Sept. 5, 1930 – Steals Car

     A Chevrolet car, the property of Lloyd Mills, was stolen from his yard Thursday night and the theft was without a doubt one of the most daring ones pulled off in the town.  Mills had just driven into the yard behind his store on Main Street to pick up a few parcels to take to the farm over the Monument Hill where he resides, when his mother heard the engine of the car being started and he ran out the door just in time to see the car disappear around the corner of the barn towards Drummond Street.  He chased it on foot and finally caught up with it at the corner.  Throwing himself on the mudguard he tried to wrench one of the doors open while all the time the four men in the car were doing their best to push him off.  Finally the driver put on speed and quickly threw on the brakes and the sudden jar threw Mills to the ground and the car disappeared up Church Street.  The police have been informed of the theft.

Sept. 5, 1930 – Thieves Enter Jewkes’ Store

     The store of Lloyd Jewkes, Herrett Road, was broken into at an early hour Thursday morning and a large amount of cigarettes, tobacco and confectionery were stolen.  The loss, it is estimated will run over $100.00.  The entrance was affected through the front door after the thieves had forced the lock.  Strangely enough, Mr. Jewkes says he saw what he believed to be the robbers, a group of three men, passing his home in a Ford car about 4:30 Thursday morning, noting them because he believed to be the same one that tried to break into the Jewkes Bros. farther up the Herrett Road, on the same evening, only to be met by a rough reception by Art Jewkes, who had evidently hidden himself in the store for the evening.  The men had just begun to tamper with the lock when Jewkes blazed away at them with his gun and they took to their heels.

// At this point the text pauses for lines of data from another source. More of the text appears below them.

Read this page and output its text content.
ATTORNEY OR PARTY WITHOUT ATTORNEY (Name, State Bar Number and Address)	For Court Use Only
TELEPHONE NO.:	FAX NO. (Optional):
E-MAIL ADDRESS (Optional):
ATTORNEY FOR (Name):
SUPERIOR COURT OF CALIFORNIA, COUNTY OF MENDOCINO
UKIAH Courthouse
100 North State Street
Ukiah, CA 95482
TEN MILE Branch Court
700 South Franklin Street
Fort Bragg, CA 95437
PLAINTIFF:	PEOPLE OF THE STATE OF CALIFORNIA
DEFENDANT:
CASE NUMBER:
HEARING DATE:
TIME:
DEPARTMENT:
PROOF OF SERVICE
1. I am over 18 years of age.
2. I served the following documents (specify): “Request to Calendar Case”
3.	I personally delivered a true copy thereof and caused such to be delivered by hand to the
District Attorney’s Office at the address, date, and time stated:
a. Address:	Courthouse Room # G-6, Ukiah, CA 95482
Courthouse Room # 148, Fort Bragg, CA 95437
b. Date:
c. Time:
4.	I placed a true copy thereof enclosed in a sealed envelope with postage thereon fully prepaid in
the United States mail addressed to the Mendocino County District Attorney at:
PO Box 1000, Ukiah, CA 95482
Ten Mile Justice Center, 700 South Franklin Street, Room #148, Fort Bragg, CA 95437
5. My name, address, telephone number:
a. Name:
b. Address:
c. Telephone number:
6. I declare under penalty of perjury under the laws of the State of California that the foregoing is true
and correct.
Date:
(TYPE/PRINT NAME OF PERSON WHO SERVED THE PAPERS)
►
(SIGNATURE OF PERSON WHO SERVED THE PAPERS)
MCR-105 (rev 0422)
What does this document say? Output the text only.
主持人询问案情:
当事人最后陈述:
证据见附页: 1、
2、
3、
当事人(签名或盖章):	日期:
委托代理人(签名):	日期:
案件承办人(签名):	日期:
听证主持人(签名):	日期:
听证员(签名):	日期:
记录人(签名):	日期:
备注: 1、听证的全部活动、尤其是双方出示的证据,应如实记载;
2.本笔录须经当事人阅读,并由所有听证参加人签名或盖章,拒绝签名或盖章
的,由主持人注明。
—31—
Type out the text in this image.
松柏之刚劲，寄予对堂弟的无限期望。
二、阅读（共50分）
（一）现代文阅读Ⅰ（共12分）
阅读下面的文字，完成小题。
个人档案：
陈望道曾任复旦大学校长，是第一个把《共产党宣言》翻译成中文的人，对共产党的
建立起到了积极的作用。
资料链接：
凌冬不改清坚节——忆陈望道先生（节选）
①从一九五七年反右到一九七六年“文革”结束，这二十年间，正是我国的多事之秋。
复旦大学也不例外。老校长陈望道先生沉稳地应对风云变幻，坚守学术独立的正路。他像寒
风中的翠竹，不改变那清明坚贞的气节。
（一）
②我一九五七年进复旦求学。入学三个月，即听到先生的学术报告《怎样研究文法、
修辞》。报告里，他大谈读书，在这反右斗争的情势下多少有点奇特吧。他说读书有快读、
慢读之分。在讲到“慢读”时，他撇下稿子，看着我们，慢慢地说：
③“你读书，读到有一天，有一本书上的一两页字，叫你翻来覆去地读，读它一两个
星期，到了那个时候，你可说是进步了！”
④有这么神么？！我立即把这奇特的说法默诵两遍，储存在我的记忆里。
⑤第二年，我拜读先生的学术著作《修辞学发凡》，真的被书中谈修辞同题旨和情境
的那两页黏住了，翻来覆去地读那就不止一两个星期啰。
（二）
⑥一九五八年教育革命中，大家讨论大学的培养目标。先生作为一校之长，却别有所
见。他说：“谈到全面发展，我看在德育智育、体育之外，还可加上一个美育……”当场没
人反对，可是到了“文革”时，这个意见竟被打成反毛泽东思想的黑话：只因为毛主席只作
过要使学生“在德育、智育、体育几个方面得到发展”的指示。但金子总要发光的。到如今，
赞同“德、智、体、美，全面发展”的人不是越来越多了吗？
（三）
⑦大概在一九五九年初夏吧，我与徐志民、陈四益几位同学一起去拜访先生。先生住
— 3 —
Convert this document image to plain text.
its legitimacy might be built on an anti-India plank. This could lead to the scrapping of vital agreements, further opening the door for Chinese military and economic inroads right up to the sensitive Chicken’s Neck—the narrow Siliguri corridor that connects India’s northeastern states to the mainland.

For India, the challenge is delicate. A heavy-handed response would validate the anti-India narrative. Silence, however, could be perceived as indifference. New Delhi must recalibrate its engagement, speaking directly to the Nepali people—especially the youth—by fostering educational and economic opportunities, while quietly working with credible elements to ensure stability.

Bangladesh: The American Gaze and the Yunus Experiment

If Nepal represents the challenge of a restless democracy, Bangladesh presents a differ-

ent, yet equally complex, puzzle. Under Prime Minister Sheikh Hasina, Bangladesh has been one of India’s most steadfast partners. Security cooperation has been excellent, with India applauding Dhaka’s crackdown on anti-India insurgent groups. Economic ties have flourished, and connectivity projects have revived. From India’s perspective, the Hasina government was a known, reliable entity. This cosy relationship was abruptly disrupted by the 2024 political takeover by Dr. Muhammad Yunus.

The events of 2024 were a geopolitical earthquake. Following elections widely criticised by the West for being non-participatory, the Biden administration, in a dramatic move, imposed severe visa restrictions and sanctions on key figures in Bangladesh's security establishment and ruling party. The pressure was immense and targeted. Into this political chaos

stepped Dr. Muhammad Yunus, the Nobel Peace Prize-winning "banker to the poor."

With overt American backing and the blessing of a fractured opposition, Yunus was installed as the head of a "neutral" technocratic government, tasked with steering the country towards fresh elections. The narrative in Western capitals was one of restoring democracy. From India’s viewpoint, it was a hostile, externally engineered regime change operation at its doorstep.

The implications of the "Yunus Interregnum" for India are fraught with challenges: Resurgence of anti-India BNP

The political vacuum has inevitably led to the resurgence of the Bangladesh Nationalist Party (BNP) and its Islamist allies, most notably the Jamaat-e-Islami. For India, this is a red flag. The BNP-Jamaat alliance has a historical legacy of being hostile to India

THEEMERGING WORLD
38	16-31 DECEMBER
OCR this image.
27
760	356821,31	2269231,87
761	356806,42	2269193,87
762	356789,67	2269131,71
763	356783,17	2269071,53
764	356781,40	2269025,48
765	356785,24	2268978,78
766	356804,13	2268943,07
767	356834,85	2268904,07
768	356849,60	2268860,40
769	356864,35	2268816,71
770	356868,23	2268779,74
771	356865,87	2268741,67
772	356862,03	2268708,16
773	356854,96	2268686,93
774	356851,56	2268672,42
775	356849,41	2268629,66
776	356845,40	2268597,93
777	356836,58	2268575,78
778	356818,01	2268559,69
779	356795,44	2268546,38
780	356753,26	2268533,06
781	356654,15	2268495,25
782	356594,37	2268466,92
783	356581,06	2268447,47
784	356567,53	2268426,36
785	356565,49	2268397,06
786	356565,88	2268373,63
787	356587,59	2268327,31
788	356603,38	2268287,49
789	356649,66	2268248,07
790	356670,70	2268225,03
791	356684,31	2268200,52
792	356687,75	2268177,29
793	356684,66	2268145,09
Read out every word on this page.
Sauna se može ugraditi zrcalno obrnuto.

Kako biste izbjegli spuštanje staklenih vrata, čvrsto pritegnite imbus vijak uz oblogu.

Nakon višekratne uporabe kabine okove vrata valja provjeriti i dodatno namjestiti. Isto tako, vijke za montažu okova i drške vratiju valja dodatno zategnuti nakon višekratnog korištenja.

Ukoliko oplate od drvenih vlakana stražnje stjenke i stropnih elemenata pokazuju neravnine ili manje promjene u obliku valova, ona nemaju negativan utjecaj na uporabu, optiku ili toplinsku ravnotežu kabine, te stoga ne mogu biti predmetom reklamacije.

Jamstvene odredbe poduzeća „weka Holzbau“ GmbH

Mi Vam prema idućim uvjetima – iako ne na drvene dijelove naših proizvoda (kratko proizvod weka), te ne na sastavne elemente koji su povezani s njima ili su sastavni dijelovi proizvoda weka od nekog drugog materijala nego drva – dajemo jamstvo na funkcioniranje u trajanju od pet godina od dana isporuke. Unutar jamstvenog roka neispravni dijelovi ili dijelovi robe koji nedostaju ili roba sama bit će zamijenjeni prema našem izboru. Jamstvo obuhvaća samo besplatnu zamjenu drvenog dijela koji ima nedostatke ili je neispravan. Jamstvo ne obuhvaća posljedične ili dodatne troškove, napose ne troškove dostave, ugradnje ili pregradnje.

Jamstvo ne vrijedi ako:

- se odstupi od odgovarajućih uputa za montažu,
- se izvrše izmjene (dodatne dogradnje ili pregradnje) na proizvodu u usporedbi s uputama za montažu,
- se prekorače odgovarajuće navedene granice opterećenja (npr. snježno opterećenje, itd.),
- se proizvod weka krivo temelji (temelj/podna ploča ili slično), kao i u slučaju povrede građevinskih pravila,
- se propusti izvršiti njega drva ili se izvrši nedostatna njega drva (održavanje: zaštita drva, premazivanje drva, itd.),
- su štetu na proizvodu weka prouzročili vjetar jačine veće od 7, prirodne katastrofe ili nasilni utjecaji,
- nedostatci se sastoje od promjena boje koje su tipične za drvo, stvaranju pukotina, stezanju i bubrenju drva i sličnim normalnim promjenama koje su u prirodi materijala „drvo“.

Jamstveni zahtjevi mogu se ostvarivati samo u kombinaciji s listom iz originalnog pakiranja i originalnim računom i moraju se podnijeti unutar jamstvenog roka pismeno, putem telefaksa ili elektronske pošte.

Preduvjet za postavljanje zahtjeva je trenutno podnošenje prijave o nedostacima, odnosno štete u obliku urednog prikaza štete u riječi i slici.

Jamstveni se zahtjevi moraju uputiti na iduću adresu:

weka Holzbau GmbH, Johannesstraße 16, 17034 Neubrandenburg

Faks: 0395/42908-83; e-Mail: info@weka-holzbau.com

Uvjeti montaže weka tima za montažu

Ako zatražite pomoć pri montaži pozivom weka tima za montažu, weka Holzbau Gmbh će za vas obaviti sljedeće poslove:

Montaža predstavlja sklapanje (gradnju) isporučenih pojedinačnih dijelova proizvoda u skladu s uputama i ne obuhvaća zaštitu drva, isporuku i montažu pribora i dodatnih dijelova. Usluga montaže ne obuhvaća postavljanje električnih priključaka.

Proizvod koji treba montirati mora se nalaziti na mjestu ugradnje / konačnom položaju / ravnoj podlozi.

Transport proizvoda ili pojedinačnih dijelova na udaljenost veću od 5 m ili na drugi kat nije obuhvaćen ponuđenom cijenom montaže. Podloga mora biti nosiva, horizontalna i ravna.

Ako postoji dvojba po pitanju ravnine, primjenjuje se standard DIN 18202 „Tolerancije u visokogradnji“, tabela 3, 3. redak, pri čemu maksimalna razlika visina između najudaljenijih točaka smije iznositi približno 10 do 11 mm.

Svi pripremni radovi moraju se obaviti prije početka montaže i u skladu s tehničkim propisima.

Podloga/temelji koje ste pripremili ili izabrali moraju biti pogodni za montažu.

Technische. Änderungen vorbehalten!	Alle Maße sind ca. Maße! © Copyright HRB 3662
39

Sept. 12, 1930 – Will Stand Trial

     As a climax to one of the most brazen cases of car theft in the history of the district, John Mitchell, Cecil Budd and Robie Noiles were sent up for trial at the regular session of court at Amherst, following a preliminary hearing held before Deputy Stipendiary Magistrate C.J. Allbon in the Town Hall Thursday.  The fourth member of the quartette, Jack Moore, alias Jacob Herlong will appear before the Magistrate this morning.  The charges read to the three prisoners were that of breaking and entering the stores of Lloyd Jewkes on Herrett Road and Charles Abraham at Collingwood and stealing the car of Lloyd Mills, bearing the license plate 64-884.

     The Mills car was stolen last Thursday evening from the rear of the store and Mills was thrown off the running board when he attempted to stop the theft.  Since that time the car was seen at Chatham, N.B. and from there dodged back and forth around the County of Cumberland.  It was reported at Jack Smith’s Athol Corner Thursday night where they filled up with gas and oil and drove away without paying.  Since that time the Provincial Police and Traffic Officers were on the lookout very closely but it was Chief of Police Mont who finally ran them down.  He was driving along the Southampton Road Wednesday night when he came up behind a car bearing the license plate of 64-884.  He blew for the road and after getting by, the driver of the car, Jim Rushton turned the car across the road, cutting off any possible chance of getting by.  The young fellows must have anticipated such a move for Cecil Budd sprang from the car and got away from the officer.  He later gave himself up to the police.  The other three remained in the car and offered no resistance.